Ahead of last week’s ATA conference, I asked readers what you would like to tell your translation tool vendor. And with 27 comments (although some of those were me!), the post generated a lot of activity and excellent feedback. I then compiled those comments into a three-page document and presented the results at an informal lunch that the ATA Translators and Computers committee held for the software companies who were exhibiting at the conference. After giving the vendors your comments to peruse, I asked them three questions:
- Do you really not offer these features that people are asking for, or do people not realize what you offer, or both?
- What are your thoughts on training? (i.e. many translators commenting “I pay for the software, then I have to pay to learn to use it too”)
- Over to you: what do you want to tell the freelancers who buy and use your software?
So first, let me say that the software company reps who attended this lunch were incredibly, incredibly forthcoming and constructive.
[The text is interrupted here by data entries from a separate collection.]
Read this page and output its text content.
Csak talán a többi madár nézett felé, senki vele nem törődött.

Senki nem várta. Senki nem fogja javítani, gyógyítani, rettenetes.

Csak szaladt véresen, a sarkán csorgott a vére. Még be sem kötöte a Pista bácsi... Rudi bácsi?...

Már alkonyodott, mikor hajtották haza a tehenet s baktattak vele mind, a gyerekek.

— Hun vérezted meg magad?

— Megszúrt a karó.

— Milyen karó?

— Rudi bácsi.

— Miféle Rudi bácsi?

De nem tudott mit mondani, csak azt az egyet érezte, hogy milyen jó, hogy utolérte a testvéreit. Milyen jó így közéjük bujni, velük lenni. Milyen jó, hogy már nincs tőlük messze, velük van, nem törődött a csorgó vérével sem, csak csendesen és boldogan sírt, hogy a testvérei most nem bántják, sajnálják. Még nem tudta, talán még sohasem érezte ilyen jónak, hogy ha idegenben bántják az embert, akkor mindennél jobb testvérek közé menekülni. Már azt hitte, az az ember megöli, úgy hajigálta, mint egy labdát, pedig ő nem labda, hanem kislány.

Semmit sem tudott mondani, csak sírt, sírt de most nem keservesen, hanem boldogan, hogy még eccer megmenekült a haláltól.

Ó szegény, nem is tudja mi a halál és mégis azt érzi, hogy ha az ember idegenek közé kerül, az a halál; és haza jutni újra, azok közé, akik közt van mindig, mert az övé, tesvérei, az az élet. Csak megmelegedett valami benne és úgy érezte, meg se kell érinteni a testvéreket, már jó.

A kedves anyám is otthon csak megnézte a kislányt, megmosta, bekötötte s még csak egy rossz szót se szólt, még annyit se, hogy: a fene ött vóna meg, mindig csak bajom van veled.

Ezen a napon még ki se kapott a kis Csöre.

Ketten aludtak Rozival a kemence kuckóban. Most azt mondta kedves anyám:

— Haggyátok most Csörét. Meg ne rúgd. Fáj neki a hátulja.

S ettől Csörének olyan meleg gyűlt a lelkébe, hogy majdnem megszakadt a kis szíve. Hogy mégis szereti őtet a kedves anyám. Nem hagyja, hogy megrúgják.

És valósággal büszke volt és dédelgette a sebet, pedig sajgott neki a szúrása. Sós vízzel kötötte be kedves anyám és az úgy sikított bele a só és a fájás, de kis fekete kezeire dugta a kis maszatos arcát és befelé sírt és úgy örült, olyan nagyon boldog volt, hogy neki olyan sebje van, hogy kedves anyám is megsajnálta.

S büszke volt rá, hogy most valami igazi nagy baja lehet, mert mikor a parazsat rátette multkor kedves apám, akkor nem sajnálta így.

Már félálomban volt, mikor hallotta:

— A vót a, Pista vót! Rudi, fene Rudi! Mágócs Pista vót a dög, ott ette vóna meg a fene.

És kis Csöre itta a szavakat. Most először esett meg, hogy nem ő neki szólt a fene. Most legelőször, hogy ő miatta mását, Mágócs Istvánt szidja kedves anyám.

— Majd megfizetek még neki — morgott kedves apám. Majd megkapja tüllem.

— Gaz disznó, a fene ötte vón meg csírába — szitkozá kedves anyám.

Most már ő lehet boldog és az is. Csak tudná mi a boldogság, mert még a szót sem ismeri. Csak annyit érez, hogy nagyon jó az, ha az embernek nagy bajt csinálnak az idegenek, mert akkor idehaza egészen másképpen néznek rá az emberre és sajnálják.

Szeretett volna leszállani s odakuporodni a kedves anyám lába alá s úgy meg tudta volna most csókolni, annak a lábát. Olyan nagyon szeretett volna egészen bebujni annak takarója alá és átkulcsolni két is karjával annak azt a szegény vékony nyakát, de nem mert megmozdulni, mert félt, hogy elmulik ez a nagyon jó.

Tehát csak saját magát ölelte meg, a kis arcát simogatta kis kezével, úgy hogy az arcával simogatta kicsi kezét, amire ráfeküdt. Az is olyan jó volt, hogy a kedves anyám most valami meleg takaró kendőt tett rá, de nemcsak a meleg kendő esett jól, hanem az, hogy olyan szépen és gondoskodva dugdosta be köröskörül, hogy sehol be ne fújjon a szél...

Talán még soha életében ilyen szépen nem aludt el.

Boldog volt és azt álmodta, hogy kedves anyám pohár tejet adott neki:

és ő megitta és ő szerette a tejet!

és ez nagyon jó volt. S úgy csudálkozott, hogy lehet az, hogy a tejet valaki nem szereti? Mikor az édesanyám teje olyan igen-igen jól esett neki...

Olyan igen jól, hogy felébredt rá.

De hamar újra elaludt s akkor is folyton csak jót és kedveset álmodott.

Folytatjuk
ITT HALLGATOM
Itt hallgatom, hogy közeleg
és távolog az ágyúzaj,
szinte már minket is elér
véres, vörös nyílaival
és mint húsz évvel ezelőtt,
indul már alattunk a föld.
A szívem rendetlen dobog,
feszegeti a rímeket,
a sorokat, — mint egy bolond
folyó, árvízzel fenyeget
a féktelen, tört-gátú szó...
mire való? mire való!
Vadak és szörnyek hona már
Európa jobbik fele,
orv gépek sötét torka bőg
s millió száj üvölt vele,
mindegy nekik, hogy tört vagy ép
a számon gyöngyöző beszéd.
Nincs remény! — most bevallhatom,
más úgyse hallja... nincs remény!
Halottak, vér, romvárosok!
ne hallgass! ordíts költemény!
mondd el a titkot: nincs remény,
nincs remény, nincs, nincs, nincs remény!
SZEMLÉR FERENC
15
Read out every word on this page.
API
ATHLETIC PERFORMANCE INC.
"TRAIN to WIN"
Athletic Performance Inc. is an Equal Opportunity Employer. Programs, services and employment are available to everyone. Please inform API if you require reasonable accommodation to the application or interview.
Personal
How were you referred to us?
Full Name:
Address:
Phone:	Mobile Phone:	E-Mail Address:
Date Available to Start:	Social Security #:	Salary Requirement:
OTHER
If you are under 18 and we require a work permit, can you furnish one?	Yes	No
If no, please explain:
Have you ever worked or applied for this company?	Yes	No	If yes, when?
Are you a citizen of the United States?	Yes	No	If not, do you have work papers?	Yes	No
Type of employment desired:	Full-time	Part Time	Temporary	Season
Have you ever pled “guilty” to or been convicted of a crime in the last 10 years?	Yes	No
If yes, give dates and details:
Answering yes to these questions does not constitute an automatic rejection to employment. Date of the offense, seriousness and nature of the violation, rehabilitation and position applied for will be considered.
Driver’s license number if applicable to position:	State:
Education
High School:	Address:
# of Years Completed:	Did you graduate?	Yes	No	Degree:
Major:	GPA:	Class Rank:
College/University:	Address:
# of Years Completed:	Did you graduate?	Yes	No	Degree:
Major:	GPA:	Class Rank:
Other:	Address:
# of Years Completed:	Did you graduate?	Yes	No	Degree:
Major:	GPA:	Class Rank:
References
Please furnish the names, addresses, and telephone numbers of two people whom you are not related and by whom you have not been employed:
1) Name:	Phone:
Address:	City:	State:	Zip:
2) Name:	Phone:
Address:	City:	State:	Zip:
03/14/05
Part of the problem is that when we freelancers rant and curse about translation software issues while we’re alone in our offices, the software companies cannot hear us. They cannot hear us unless we tell them what is wrong. So I think that this discussion was a good step in that direction. Second, let me say that in my opinion, the software companies get it. They do not think “Well, we’ve got your money, now leave us alone.” They realize that it is not good for business if people can’t learn to use their programs. And they had lots of good feedback for us. Here it is in a nutshell, from the software vendors’ point of view.
- There are lots of training materials out there, and most freelancers don’t use them. The SDL rep commented that even when people purchase (yes, pay in advance for) an SDL premium pack that includes training, only about 10% of them follow through with the training.
- There are training videos out there, and most people don’t watch them. The SDL Trados YouTube channel has over 100 free training videos on it. Wordfast has a YouTube channel also, and memoQ has tons of free training materials on their website. The companies are frustrated that more of their customers don’t make use of what’s already there. A couple of the reps estimated that their marketing teams spend almost half of their time developing training, and that training goes largely unused even if it’s free.
- People want something that’s cheap, feature-rich and requires no training to learn, and that’s hard to produce. One attendee gave the example that most professional photographers and graphic designers accept that they cannot work without Photoshop and/or InDesign. The list price of those programs is about $700 each and they aren’t programs that you master in 10 minutes. Translation environment tools are the same: if you want all of those features, the software is going to be expensive and it’s going to take time to learn to use.
- When the software companies try to attract freelancers to in-person training events such as road shows, very few people attend even if the training sessions are free, and most comment that they can’t afford to take the time off work.
- Interestingly, many of the tools vendors commented that translation agencies put too much of the technological burden on freelancers. They feel that agencies are sending out unprepared files, then expecting the translator to return a TM (sometimes in several different formats), a clean file and bilingual Word files, and generally “expect things that translators shouldn’t have to know how to do; if the agency is earning half the money on the job, it needs to take on some of these tasks.” Interesting!
- Some tools (like Wordfast Pro) already offer a version that can run natively on Mac. But don’t hold your breath for many of the other big guys to produce a Mac version. They don’t have plans to do this because “the large user base isn’t there and it wouldn’t be profitable.”
- Many attendees felt that freelancers should consider the option of hiring a “personal trainer” to help them learn the software. For the record, this is what I (Corinne) did when I bought Trados Studio 2011, and I felt it was a great investment. The vendors feel that it’s important to know your own capabilities and limitations; know whether you are someone who learns best from a manual, or from another person.
- As far as interoperability, the software companies feel that they could use more “real-world perspective,” for example having some translators on the XLIFF committee, because apparently there are none right now.
So there you have it. I found this discussion to be incredibly educational and productive. Feel free to comment further, and hopefully we can find a way to keep the discussion going! Thanks to everyone who commented on my original post as well.